In the age of e-resumes and data systems that store millions upon millions of historical documents, recruiters and employers now have the ability to look longitudinally at information in resumes provided by candidates over many years and map the “content drift” of this information. This provides an entirely new way of determining a candidate’s veracity when it comes to his or her employment history, write Deborah Ben-Canaan and Martha Fay Africa.
Inflating, changing, modifying or skewing facts so that they are not 100 percent accurate for the purpose of securing employment is not ethical. If anything, it causes the majority of recruiters and employers to back away from that candidate in order to find someone who presents himself or herself honestly and objectively.
You might ask, “Really? Who lies on their resume?” The answer may surprise you. According to a CareerBuilder.com survey of hiring managers and employees (and based on the other surveys we’ve seen, these are extremely conservative estimates), 18 percent of candidates lied about their skill set and 7 percent lied about the companies they had worked for. Over the years, our experience has led us to the same unfortunate conclusion — there are far too many occurrences of resume falsification. Some recent examples include:
• A candidate whose resume was exemplary; she was charming, professional and ultimately was a finalist for a general counsel position. A review of her resumes from earlier years, however, turned up several inconsistencies: a) different law firms showed up on different versions; b) employment years were changed; and c) the candidate had actually passed the California Bar much later than reflected in her resume. The candidate was pulled from the finalist spot.
• A candidate with stellar credentials was looking for an in-house position. He added a year onto his law firm experience, but neglected to mention that one of those years was spent as a summer clerk, and not as an associate. Additionally, the candidate indicated that he had two jobs at the same time, and upon further probing, it came out that he was only an intern in one of the positions.

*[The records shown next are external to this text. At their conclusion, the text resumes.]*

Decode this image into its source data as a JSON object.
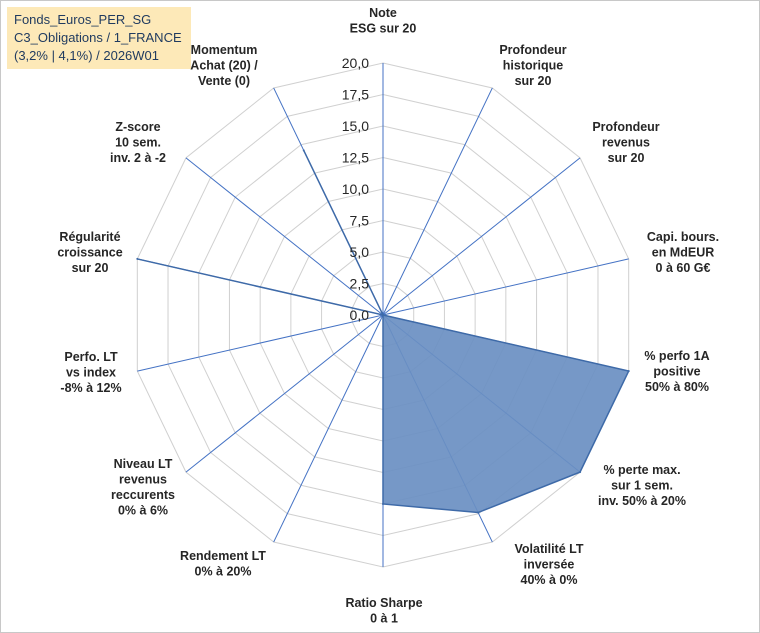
{
  "title_lines": [
    "Fonds_Euros_PER_SG",
    "C3_Obligations / 1_FRANCE",
    "(3,2% | 4,1%) / 2026W01"
  ],
  "colors": {
    "fill": "#6a8fc2",
    "stroke": "#3e6aa8",
    "spokes": "#4472c4",
    "grid": "#d0d0d0",
    "title_bg": "#fde9b8"
  },
  "chart_data": {
    "type": "radar",
    "rlim": [
      0,
      20
    ],
    "ticks": [
      "0,0",
      "2,5",
      "5,0",
      "7,5",
      "10,0",
      "12,5",
      "15,0",
      "17,5",
      "20,0"
    ],
    "tick_values": [
      0,
      2.5,
      5,
      7.5,
      10,
      12.5,
      15,
      17.5,
      20
    ],
    "grid": true,
    "categories": [
      [
        "Note",
        "ESG sur 20"
      ],
      [
        "Profondeur",
        "historique",
        "sur 20"
      ],
      [
        "Profondeur",
        "revenus",
        "sur 20"
      ],
      [
        "Capi. bours.",
        "en MdEUR",
        "0 à 60 G€"
      ],
      [
        "% perfo 1A",
        "positive",
        "50% à 80%"
      ],
      [
        "% perte max.",
        "sur 1 sem.",
        "inv. 50% à 20%"
      ],
      [
        "Volatilité LT",
        "inversée",
        "40% à 0%"
      ],
      [
        "Ratio Sharpe",
        "0 à 1"
      ],
      [
        "Rendement LT",
        "0% à 20%"
      ],
      [
        "Niveau LT",
        "revenus",
        "reccurents",
        "0% à 6%"
      ],
      [
        "Perfo. LT",
        "vs index",
        "-8% à 12%"
      ],
      [
        "Régularité",
        "croissance",
        "sur 20"
      ],
      [
        "Z-score",
        "10 sem.",
        "inv. 2 à -2"
      ],
      [
        "Momentum",
        "Achat (20) /",
        "Vente (0)"
      ]
    ],
    "values": [
      0,
      0,
      0,
      0,
      20,
      20,
      17.4,
      15,
      0,
      0,
      0,
      20,
      0,
      14.5
    ]
  }
}
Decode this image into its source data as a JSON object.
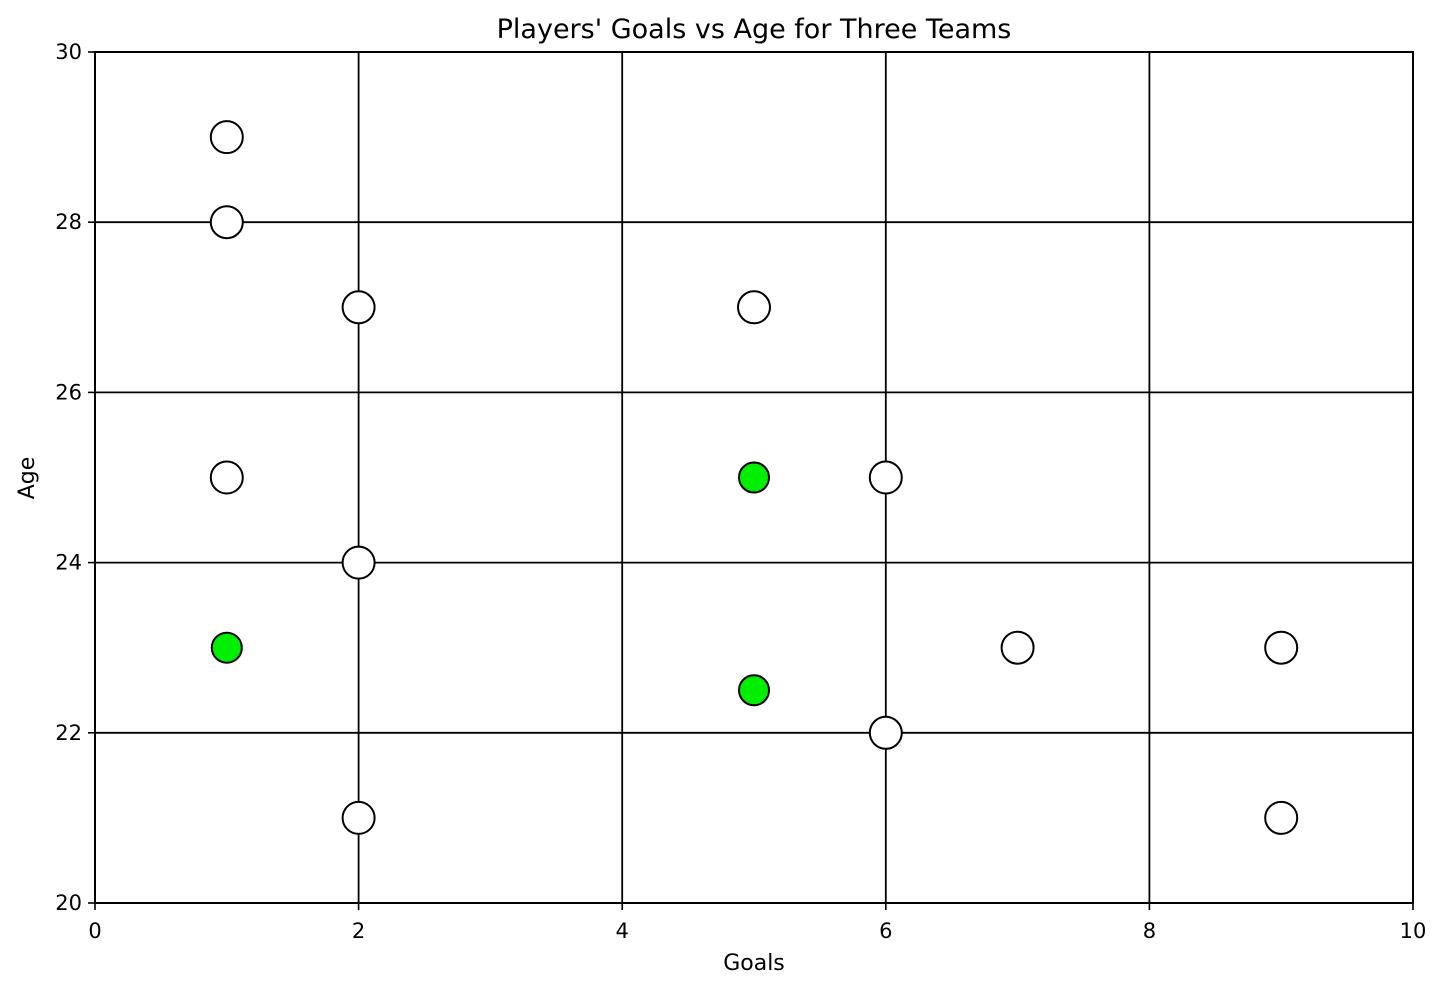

• A candidate was looking for an in-house position. He morphed his solo practitioner experience working on some small matters for a computer company into an item on his resume that stated that he was actually employed inside that company.
We severed our ties with each of the above candidates after discovering their dishonesty. Being caught lying on your resume is a more common occurrence now that: a) the economy is so bad, and b) data is sent, organized and stored on a computer. Dusty file cabinets and lost paper documents have gone the way of the dinosaur. The old paper trail has become a much more easily followed cybertrail.
Candidates may think that stretching the truth a little bit is not a big deal, but it is. We have heard lawyers tell us that they only worked in a job for a few months, so they left it off their resume, or they had a bad experience in that job, so it was left off the resume and then dates were stretched to cover any resume “gaps.” This is deceit, plain and simple.
TRUTH OR CONSEQUENCES
These types of career blunders can put a black mark on your reputation in more ways than one. If you are already employed and your employer finds out that they were deceived about your experience, you can lose your job. If you are in a high-level position, this also may mean unwanted publicity.
For instance, Michael Brown, the former FEMA director, was relieved of his management duties following Hurricane Katrina and resigned three days later amid allegations that he had falsified portions of his resume. And in a case much closer to home, the California Commission on Judicial Performance removed Los Angeles County Superior Court Judge Patrick Couwenberg from the bench after finding him guilty of willful misconduct in office, conduct prejudicial to the administration of justice and improper action under the state Constitution. “He lied to become a judge, elaborated on his misrepresentation for his enrobing ceremony and subsequently lied to the commission in an apparent attempt to frustrate its investigation,” according to the commission’s report. Couwenberg had misrepresented both his academic and military background, claiming, among other things, that he had been a corporal in the U.S. Army, received a Purple Heart, participated in covert operations in southeast Asia, attended Loyola Law School and worked at Gibson, Dunn & Crutcher — none of which was true. During the proceedings, Couwenberg’s attorney said his client suffers from “pseudologia fantastica,” a mental condition in which the person engages in habitual or compulsive lying.
Do you think you won’t get caught? Well, how about living with the fear that you may one day be exposed?
Additionally, recruiters are trained to read between the lines and can often pick up inconsistencies and oddities in a resume. If you are found by Major, Lindsey & Africa to have misrepresented facts about your past, we can no longer represent you to our clients as someone with integrity. We keep all of our old records and can check information going back almost a quarter of a century, and do so routinely. We also Google you!